Lo hacen en un contexto en el que
el mismo gobierno del país ve con recelo este tipo de juicios y recurre a todo
tipo de triquiñuelas para obstaculizarlos. Junto a la sociedad las discrimina y
se les ve sobre el hombro no solo porque han sido violadas, sino porque son mujeres,
indígenas y pobres. Es decir, son lo último a lo que habría que ponerle
atención y su actitud es vista como altanería fuera de lugar.

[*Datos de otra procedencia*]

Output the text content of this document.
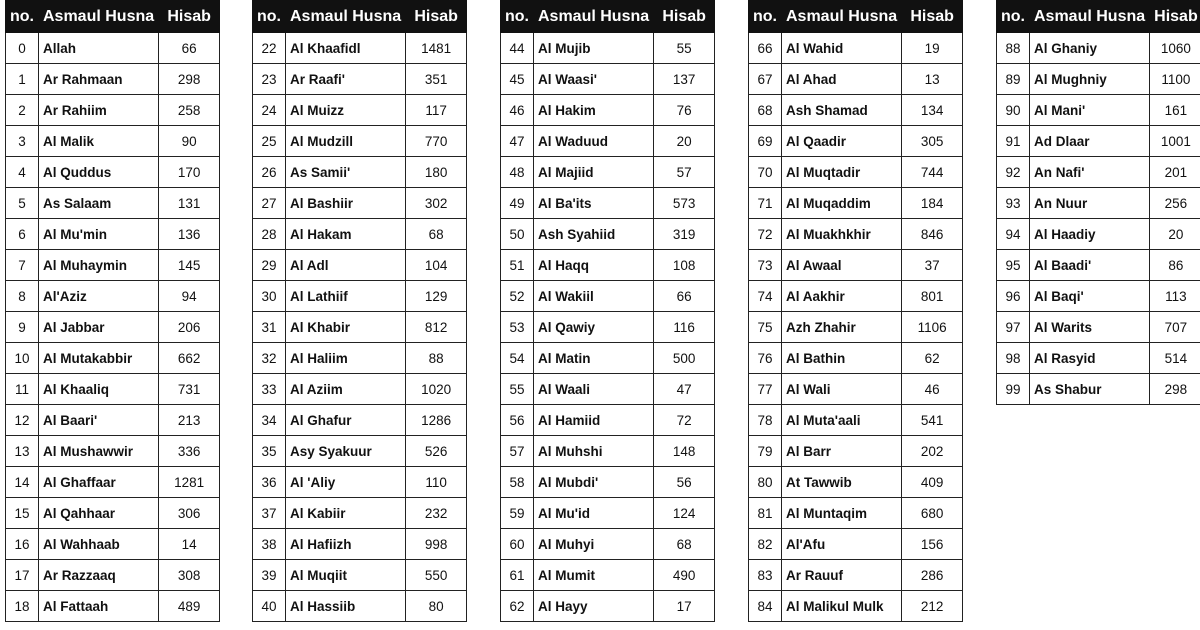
no.	Asmaul Husna	Hisab
0	Allah	66
1	Ar Rahmaan	298
2	Ar Rahiim	258
3	Al Malik	90
4	Al Quddus	170
5	As Salaam	131
6	Al Mu'min	136
7	Al Muhaymin	145
8	Al'Aziz	94
9	Al Jabbar	206
10	Al Mutakabbir	662
11	Al Khaaliq	731
12	Al Baari'	213
13	Al Mushawwir	336
14	Al Ghaffaar	1281
15	Al Qahhaar	306
16	Al Wahhaab	14
17	Ar Razzaaq	308
18	Al Fattaah	489
no.	Asmaul Husna	Hisab
22	Al Khaafidl	1481
23	Ar Raafi'	351
24	Al Muizz	117
25	Al Mudzill	770
26	As Samii'	180
27	Al Bashiir	302
28	Al Hakam	68
29	Al Adl	104
30	Al Lathiif	129
31	Al Khabir	812
32	Al Haliim	88
33	Al Aziim	1020
34	Al Ghafur	1286
35	Asy Syakuur	526
36	Al 'Aliy	110
37	Al Kabiir	232
38	Al Hafiizh	998
39	Al Muqiit	550
40	Al Hassiib	80
no.	Asmaul Husna	Hisab
44	Al Mujib	55
45	Al Waasi'	137
46	Al Hakim	76
47	Al Waduud	20
48	Al Majiid	57
49	Al Ba'its	573
50	Ash Syahiid	319
51	Al Haqq	108
52	Al Wakiil	66
53	Al Qawiy	116
54	Al Matin	500
55	Al Waali	47
56	Al Hamiid	72
57	Al Muhshi	148
58	Al Mubdi'	56
59	Al Mu'id	124
60	Al Muhyi	68
61	Al Mumit	490
62	Al Hayy	17
no.	Asmaul Husna	Hisab
66	Al Wahid	19
67	Al Ahad	13
68	Ash Shamad	134
69	Al Qaadir	305
70	Al Muqtadir	744
71	Al Muqaddim	184
72	Al Muakhkhir	846
73	Al Awaal	37
74	Al Aakhir	801
75	Azh Zhahir	1106
76	Al Bathin	62
77	Al Wali	46
78	Al Muta'aali	541
79	Al Barr	202
80	At Tawwib	409
81	Al Muntaqim	680
82	Al'Afu	156
83	Ar Rauuf	286
84	Al Malikul Mulk	212
no.	Asmaul Husna	Hisab
88	Al Ghaniy	1060
89	Al Mughniy	1100
90	Al Mani'	161
91	Ad Dlaar	1001
92	An Nafi'	201
93	An Nuur	256
94	Al Haadiy	20
95	Al Baadi'	86
96	Al Baqi'	113
97	Al Warits	707
98	Al Rasyid	514
99	As Shabur	298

La violencia contra las mujeres se
ha revelado como uno de los fenómenos en crecimiento de la actual sociedad patriarcal
no solo en Guatemala ni solo en Centroamérica. Pero la forma como esta
violencia se ha expresado en Guatemala tiene ribetes de pandemia social. El
número de femicidios crece imparablemente año con año y el gobierno, al igual
que con estas mujeres víctimas de la represión del Ejército en los años 80,
mira para otro lado.
El Ejército guatemalteco de los
años de la guerra fue una máquina de matar y vejar a su propio pueblo, y los
culpables de que esto sucediera deben ser castigados. Nadie les pide cuentas de
los guerrilleros que, eventualmente, pueden haber matado en los enfrentamientos
armados; se les pide cuentas de las tropelías que cometieron contra la gente
común y corriente. Esta gente pudo tener o no simpatías con grupos insurgentes
y estaban en todo su derecho de tenerlas o no tenerlas. Pero si eso hubiera constituido un delito
debieron enjuiciarlas y, eventualmente, castigarlas penalmente y no
asesinarlas, violarlas y esclavizarlas, como le sucedió a este grupo de 15
mujeres.
Este juicio que hoy se lleva
adelante en Guatemala es el primero de su tipo en América Latina. Hace ver una
luz al final del túnel de la impunidad en el que ha vivido inmerso el país, y
apunta hacia la posible construcción, en el futuro, de un verdadero estado de
derecho.
Estas 15 valientes mujeres son un
escalón en la vía que puede llevar a ese nuevo escenario.